Apical Cl- channels are involved in secretion in a number of epithelial tissues Salivary, tear and sweat gland Respiratory airway Pancreas Kidney – the disease gets its name from its effects on renal anatomy
Cystic fibrosis is the result of mutations of a common apical Cl- channel, CFTR CFTR= “cystic fibrosis transmembrane conductance regulator”
Mutations reveal the function of different parts of the CFTR • Mutation at NBD1 interferes with targeting to the plasma membrane • Mutations in TM1 and TM6 reduce channel conductance • Mutations in the regulatory domain (R) make the channel insensitive to regulatory signals that would turn it on. Ordinarily, phosphorylation of R activates the channel.
The upper traces at the left show the activity of the CFTR channel from shark epithelium. The open circles in the V/I plot are for the shark channels; the closed ones are for the human channel.

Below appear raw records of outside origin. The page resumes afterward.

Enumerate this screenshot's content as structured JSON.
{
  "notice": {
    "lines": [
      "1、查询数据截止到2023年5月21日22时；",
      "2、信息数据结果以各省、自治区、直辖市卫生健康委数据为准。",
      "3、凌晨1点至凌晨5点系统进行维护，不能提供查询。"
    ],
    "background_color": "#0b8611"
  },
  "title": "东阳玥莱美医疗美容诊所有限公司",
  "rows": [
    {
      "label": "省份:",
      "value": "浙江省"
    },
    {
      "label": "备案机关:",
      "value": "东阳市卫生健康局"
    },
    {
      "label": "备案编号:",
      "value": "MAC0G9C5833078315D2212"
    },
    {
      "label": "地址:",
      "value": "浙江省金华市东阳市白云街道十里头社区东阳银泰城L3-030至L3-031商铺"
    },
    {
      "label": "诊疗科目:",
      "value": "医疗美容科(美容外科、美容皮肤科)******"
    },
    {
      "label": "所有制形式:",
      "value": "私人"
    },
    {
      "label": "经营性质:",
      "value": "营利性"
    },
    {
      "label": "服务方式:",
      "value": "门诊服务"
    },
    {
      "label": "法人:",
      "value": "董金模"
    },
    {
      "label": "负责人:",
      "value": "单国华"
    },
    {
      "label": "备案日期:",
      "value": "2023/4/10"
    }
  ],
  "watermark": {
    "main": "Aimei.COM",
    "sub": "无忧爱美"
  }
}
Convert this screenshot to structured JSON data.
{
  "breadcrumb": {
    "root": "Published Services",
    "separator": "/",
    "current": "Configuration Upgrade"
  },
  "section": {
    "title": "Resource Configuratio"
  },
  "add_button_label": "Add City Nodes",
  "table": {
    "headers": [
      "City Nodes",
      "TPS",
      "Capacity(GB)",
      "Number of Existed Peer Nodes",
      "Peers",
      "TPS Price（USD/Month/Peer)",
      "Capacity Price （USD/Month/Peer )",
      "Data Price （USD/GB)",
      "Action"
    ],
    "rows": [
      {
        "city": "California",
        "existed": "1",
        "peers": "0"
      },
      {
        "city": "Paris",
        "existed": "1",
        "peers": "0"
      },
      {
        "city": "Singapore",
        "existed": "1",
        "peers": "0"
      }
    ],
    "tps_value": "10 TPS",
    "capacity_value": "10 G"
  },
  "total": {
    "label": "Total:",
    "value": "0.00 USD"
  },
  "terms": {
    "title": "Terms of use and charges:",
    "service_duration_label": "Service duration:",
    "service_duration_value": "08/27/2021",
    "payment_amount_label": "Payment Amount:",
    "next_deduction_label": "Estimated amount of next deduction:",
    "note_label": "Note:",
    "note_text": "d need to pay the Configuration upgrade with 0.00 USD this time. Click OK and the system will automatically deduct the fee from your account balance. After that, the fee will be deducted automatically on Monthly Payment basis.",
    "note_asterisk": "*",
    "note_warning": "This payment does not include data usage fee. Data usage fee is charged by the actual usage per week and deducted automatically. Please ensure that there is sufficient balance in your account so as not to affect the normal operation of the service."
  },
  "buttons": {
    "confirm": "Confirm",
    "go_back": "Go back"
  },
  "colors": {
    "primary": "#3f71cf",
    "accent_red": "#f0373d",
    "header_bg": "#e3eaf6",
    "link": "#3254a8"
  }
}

The cartoon of the thick ascending limb of the loop of Henle in the kidney shows NKCC on the apical membrane and CFTR on the basolateral membrane. The presence of CFTR in this tissue explains why CF patients have renal symptoms. CFTR Some reabsorptive epithelia reverse the picture for secretory epithelia
At the end of this lecture you should be able to: Summarize the mechanisms typically involved in salt reabsorption in “tight” epithelia like the frog skin and in “leaky” epithelia like the intestine. Contrast the mechanisms typically involved in reabsorptive epithelia with those involved in secretory epithelia. Explain the underlying cellular basis of cholera diarrhea and cystic fibrosis. Explain the basis for inclusion of glucose and Na+ in rehydration solutions.